M. Fabius ne se risque donc pas beaucoup à proférer ses pronostics de Normand. Ce 29 juin, l'INSEE devait rabattre ses pronostics " autour de 2,5 ".
Le point important n'est pas tant de faire ou de ne pas faire un pronostic crédible pour l'année 2001. Le problème est que tous les calculs de l'État sont bel et bien partis d'un pronostic, émanant à l'automne 2000 de l'inepte Direction de la Prévision du ministère des Finances, d'une croissance à 3,3 pour l'année 2001. On a prévu des recettes en conséquence, et l'État s'est installé dans des dépenses correspondantes. Ces dépenses, elles, seront effectuées. Si les recettes sont décevantes, le déficit sera aggravé d'autant. En gros : 1 point d'erreur = 15 milliards de francs sur le budget de l'État + 20 milliards de francs sur la Loi de Financement de la sécurité sociale = 35.
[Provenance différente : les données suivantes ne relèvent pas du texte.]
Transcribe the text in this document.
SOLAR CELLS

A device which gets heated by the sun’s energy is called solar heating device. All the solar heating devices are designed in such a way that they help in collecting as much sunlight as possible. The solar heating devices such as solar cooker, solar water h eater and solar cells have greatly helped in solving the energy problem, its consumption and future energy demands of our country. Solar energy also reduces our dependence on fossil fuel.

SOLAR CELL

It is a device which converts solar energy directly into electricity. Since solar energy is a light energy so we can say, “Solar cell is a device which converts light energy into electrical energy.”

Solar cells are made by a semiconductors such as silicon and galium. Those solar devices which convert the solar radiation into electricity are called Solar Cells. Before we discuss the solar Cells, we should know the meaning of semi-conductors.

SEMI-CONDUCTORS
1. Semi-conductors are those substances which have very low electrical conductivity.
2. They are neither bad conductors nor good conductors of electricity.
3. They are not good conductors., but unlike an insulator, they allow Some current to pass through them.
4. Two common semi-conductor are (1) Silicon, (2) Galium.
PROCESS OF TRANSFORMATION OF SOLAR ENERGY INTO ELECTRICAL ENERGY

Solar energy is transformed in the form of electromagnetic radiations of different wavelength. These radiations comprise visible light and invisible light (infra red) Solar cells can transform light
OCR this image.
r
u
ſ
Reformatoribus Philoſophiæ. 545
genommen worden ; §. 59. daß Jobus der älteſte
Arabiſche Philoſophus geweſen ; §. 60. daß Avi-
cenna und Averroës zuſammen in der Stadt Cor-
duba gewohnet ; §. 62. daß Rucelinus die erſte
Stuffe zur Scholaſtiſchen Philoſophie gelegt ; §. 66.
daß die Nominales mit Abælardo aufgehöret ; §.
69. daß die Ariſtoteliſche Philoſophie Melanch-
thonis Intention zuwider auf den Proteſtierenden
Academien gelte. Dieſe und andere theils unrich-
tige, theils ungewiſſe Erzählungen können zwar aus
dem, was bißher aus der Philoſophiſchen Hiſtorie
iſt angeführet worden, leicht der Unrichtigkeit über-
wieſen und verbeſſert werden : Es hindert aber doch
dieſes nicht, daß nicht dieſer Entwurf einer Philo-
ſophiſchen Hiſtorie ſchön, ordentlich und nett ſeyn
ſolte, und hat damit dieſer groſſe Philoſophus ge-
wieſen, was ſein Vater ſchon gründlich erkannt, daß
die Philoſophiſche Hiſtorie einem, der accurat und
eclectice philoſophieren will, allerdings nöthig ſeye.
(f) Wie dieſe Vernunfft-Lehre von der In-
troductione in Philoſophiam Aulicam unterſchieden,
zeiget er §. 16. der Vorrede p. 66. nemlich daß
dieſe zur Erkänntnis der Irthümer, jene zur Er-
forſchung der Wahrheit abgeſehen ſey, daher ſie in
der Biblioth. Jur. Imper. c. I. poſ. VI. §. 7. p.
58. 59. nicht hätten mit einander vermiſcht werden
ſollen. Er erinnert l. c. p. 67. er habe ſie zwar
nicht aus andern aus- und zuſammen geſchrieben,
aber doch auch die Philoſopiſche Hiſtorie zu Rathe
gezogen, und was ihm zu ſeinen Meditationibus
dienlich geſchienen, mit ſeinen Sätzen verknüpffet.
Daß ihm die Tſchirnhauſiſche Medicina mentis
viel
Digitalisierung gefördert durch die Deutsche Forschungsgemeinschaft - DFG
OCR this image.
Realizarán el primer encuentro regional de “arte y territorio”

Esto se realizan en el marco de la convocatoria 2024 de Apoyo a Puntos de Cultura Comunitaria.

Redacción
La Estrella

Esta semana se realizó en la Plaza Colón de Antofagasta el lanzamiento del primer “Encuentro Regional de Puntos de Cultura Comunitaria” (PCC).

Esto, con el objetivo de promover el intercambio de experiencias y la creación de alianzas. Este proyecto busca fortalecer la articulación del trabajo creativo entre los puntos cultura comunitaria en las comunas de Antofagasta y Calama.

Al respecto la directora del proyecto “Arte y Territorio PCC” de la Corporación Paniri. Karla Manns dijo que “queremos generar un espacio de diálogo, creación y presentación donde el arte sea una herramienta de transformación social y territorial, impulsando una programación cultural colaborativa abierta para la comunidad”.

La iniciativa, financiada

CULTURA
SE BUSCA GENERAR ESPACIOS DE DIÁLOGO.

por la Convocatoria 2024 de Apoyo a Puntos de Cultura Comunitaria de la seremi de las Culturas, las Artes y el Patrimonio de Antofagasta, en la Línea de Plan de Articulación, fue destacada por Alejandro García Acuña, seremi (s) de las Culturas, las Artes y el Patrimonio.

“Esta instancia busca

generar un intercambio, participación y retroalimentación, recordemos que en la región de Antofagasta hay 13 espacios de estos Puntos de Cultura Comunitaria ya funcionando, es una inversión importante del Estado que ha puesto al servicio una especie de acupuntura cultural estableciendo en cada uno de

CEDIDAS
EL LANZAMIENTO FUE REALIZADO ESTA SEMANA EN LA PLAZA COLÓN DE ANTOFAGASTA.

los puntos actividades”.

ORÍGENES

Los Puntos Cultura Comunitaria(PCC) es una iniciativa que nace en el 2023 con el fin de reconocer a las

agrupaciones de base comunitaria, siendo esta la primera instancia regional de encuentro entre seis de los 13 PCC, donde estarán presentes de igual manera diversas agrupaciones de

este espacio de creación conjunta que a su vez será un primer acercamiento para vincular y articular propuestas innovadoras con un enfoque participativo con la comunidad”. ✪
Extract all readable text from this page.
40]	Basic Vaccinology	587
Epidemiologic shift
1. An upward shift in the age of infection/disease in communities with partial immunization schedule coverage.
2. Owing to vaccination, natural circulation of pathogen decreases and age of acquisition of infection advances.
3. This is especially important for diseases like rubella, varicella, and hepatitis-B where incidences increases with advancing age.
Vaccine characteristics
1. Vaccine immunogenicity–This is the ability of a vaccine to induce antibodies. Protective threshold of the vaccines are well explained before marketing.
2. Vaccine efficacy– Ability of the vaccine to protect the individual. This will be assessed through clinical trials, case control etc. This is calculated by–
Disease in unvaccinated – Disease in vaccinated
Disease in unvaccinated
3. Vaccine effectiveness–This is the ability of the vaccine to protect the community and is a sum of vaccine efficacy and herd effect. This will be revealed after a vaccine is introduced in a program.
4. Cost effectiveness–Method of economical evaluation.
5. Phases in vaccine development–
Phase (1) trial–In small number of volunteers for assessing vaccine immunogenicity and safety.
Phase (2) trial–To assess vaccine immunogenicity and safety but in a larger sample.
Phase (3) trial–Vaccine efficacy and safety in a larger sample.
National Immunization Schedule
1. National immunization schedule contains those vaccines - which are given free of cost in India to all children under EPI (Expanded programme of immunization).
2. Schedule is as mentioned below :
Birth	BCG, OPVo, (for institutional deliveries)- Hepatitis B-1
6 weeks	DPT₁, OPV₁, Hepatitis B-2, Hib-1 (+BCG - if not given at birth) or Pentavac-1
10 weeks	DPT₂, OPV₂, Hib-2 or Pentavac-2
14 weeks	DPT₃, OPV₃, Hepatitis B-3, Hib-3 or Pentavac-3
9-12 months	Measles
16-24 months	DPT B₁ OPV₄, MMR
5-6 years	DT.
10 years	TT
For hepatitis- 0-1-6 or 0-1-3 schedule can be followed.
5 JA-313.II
Or, la France est le seul pays de la Zone Euro à ne pas parvenir à réduire ses déficits. De plus, elle s'inflige à elle-même une fiscalité très lourde, et elle s'en glorifie puisque, par elle-même cette fonction expropriatrice contribue à son grand idéal d'Égalité, etc., etc.
On se souvient de la polémique entretenue pendant toute l'année 2000 autour de la prétendue cagnotte du ministère des Finances.
L'expression était irrecevable puisqu'elle désignait, en fait, un moindre déficit. L'État français ne disposait d'aucun trésor. En revanche, le discours sur la cagnotte a servi à la fois d'argument politique au gouvernement (" la France est bien gérée ") et d'incitatif puissant aux revendications catégorielles, notamment chez les fonctionnaires. " De l'argent, il y en a " est un refrain habituel de la CGT. Depuis le 5 avril, tout cela s'est renversé, on parle de moindres recettes, 10 à 15 milliards d'abord qui pourraient arriver à 30 ou 50 milliards de francs français au 31 décembre.
À partir du moment où la conjoncture se retourne, du moins dans l'esprit des prévisionnistes d'État, les facteurs en deviennent tout autres. La France se porte à merveille : ainsi M. Fabius nous affirme encore que sa croissance sera supérieure à celle de l'Allemagne. On respire ! Probablement même sera-t-elle supérieure à celle du Japon. La faute du retournement apparent de la conjoncture revient aux méchants américains. Et l'on entend à nouveau les rengaines protectionnistes : le déficit du commerce extérieur serait inquiétant, etc. (En fait ce qui est actuellement inquiétant, c'est le recul des exportations et la perte de compétitivité, et c'est aussi l'action du gouvernement).
M. Fabius comme M. Strauss-Kahn hier, raisonne comme si " la croissance " était une sorte de donnée naturelle ou accidentelle, indépendante du travail des Français, de l'effort d'investissement des Français et de l'activité des entrepreneurs. La croissance est pour lui, et pour tous ceux qui distillent cette dialectique, une chose tombée du ciel, une prévision qui s'établit en lisant les entrailles de poulet, et un fruit que l'on peut arbitrairement partagée entre ceux qui ne l'ont pas cueilli.
De ce point de vue, si raisonnable que le ministre des Finances puisse paraître, il n'est qu'un relais de la propagande du socialisme, du fiscalisme et de la technocratie.